Senior Returns From Italy…With Friends


By: Solana Gagliano, Staff Reporter

Nikki D’Annunzio, a Thornton-Donovan School senior, recently returned from Italy with a group of Italian exchange students. I interviewed her to find out her impressions about the country.

Q: Where did you stay in Italy?

D’Annunzio: Arezzo, Tuscany. It’s in central Italy.

Q: How long did you stay so far?

D’Annunzio: I lived in Arezzo for six weeks.

Q: What was your overall impression of the country?

D’Annunzio: Italy is charming, serene, and…different.

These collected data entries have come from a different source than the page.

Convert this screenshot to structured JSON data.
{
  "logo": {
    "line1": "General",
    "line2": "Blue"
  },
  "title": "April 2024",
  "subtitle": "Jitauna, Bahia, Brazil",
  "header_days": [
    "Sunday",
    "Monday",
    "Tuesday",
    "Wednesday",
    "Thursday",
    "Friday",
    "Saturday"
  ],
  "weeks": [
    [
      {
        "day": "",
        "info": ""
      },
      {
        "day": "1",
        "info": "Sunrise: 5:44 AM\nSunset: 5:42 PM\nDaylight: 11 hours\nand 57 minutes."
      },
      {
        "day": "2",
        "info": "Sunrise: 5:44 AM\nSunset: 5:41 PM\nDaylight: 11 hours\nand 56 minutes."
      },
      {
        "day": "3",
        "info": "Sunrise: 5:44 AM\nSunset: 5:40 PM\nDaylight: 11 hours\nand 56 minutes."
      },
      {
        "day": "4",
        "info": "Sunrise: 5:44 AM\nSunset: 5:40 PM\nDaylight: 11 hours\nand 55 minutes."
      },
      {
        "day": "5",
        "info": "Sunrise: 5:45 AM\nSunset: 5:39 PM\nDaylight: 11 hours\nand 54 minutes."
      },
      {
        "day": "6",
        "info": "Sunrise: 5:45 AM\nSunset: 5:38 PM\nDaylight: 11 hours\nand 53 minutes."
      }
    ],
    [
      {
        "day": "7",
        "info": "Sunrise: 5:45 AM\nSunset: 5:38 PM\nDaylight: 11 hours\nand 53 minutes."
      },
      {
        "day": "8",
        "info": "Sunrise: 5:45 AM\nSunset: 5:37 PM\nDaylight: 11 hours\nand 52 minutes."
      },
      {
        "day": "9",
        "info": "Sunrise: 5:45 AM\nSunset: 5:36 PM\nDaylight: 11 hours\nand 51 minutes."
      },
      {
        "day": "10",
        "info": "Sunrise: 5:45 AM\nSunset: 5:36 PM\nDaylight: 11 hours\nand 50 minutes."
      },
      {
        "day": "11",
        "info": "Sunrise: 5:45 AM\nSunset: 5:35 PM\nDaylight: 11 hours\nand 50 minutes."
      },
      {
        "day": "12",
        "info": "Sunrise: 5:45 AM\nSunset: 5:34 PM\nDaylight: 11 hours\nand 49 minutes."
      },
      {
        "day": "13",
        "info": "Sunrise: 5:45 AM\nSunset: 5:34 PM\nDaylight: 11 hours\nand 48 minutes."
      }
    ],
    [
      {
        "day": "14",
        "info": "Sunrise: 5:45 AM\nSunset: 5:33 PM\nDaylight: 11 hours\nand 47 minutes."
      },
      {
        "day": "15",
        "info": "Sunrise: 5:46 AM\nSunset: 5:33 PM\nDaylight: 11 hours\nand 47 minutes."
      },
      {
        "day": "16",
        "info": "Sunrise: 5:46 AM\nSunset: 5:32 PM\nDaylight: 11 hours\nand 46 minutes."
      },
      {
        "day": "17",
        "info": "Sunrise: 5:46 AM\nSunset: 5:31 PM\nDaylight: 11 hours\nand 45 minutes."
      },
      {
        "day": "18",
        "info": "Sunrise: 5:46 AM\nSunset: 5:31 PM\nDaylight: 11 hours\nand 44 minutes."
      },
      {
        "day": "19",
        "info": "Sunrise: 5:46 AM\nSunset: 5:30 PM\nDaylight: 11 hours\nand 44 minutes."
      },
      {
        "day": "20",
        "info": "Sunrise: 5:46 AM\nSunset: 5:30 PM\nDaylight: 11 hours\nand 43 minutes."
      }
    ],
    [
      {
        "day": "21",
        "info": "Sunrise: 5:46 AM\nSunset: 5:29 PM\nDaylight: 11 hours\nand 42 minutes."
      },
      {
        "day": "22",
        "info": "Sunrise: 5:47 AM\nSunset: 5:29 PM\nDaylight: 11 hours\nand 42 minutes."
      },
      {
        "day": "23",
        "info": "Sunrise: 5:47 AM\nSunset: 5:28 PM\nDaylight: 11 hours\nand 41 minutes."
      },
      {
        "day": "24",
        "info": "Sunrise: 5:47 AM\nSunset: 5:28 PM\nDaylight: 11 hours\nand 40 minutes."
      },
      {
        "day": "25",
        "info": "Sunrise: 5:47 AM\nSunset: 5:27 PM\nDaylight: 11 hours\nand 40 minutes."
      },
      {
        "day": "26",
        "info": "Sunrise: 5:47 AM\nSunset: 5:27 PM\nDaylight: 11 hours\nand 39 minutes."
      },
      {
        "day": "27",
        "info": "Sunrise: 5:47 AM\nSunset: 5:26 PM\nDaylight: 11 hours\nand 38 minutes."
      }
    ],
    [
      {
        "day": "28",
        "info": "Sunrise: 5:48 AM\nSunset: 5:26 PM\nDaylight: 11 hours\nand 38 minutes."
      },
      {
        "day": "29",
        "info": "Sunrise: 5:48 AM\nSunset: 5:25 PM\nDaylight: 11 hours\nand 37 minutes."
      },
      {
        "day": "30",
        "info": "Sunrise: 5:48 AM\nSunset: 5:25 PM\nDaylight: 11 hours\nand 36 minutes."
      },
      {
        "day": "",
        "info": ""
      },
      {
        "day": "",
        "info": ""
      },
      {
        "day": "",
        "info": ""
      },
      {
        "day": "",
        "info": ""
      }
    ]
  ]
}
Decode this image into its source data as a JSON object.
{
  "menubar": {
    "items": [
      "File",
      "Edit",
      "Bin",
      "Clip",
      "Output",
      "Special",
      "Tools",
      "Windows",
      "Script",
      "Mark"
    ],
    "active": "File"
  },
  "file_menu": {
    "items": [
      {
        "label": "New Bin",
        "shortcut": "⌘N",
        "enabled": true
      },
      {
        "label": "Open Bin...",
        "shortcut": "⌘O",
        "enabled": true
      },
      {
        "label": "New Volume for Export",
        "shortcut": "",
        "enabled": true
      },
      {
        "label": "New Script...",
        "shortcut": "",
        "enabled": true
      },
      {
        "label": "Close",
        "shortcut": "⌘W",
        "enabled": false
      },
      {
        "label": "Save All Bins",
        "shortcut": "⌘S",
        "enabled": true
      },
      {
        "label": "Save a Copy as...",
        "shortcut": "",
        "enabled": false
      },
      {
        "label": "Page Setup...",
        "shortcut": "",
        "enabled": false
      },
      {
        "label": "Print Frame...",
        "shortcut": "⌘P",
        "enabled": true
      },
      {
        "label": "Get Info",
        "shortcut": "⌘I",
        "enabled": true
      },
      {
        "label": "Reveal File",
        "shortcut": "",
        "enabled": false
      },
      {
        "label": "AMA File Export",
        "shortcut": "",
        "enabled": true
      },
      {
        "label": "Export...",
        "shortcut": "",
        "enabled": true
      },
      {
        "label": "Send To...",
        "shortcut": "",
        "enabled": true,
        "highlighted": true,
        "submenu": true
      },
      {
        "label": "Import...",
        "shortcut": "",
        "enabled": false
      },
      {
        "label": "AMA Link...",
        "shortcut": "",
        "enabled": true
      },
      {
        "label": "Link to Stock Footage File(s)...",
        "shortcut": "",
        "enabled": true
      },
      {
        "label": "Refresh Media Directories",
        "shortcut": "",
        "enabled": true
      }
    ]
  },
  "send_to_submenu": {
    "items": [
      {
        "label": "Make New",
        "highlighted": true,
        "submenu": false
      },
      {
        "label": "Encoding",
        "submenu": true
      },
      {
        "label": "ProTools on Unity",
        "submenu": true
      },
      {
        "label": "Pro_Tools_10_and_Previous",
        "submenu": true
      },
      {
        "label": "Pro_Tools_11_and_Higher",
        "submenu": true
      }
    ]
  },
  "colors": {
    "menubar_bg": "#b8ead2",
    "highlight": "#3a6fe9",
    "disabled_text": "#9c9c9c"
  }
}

Life in Italy is much slower than American life; at the same time, it is very engaging.

Q: Did you enjoy speaking with the Italians in their language?

D’Annunzio: Though I [did] struggle sometimes, I enjoy[ed] speaking Italian with my Italian friends.

Q: Were there any challenges when you first arrived?

D’Annunzio: Of course; I had to adjust to the Italian lifestyle, speak another language, and learn how to depend on myself (and, of course, my host families).

Q: What activities did you do there?

D’Annunzio: Well, other than constantly parading the streets of Arezzo, I attended two very different schools. I also visited larger Italian cities like Rome, Siena, Cortona, and Florence.

I think that Ben Rufa, Rayaan Ba, and Gavin Tomlinson are going to meet the Pope soon.

Q: What was your reaction to their culture?

D’Annunzio: Initially, I was shocked by the Italians’ closeness and affection. Italians seem to prioritize their family and social relations (Americans do so as well, but, to a lesser degree). Italian culture is obviously different. At first, I was overwhelmed by this difference. After about a week, I was able to adequately adjust to it.

Q: What did you learn?

D’Annunzio: To sum it up in a few words: This trip exposed me to an entirely different culture, reinforced my support of international education, and even helped me reflect on myself.

Q: Did the Italian exchange students like Halloween? If so why?

D’Annunzio: Though I am putting words in their mouth, I believe that the Italian exchange students liked Halloween. Halloween in Italy is just another party holiday; it is very hard to find Italians Trick-O-Treating. I believe that the Italians enjoyed celebrating this very Americanized holiday.

Q: Do they think the USA is very different from Italy? Are there any similarities?

D’Annunzio: Yes, the US is very different from Italy. Both countries exhibit very different cultures and cultural values. Though these cultural differences are very prominent, I still believe that the two countries share similarities. In Italy, I was able to joke around and communicate in a similar manner as I do with my American friends. I was amazed when I realized that I could somehow relate to such a different group of people.

Q: What were the Italians most excited to see/experience in the US?

D’Annunzio: Bustling New York City life sharply contrasts from the slow life in Arezzo; I’m sure the Italians were shocked and amazed by the city.

Q: What did they learn?

D’Annunzio: I believe that these students are not able to participate in cultural exchanges as much as we do; therefore, I believe that they were definitely impacted by our American host families and students. On these trips, people usually form irreplaceable bonds with others. I know I did, so I hope they did as well.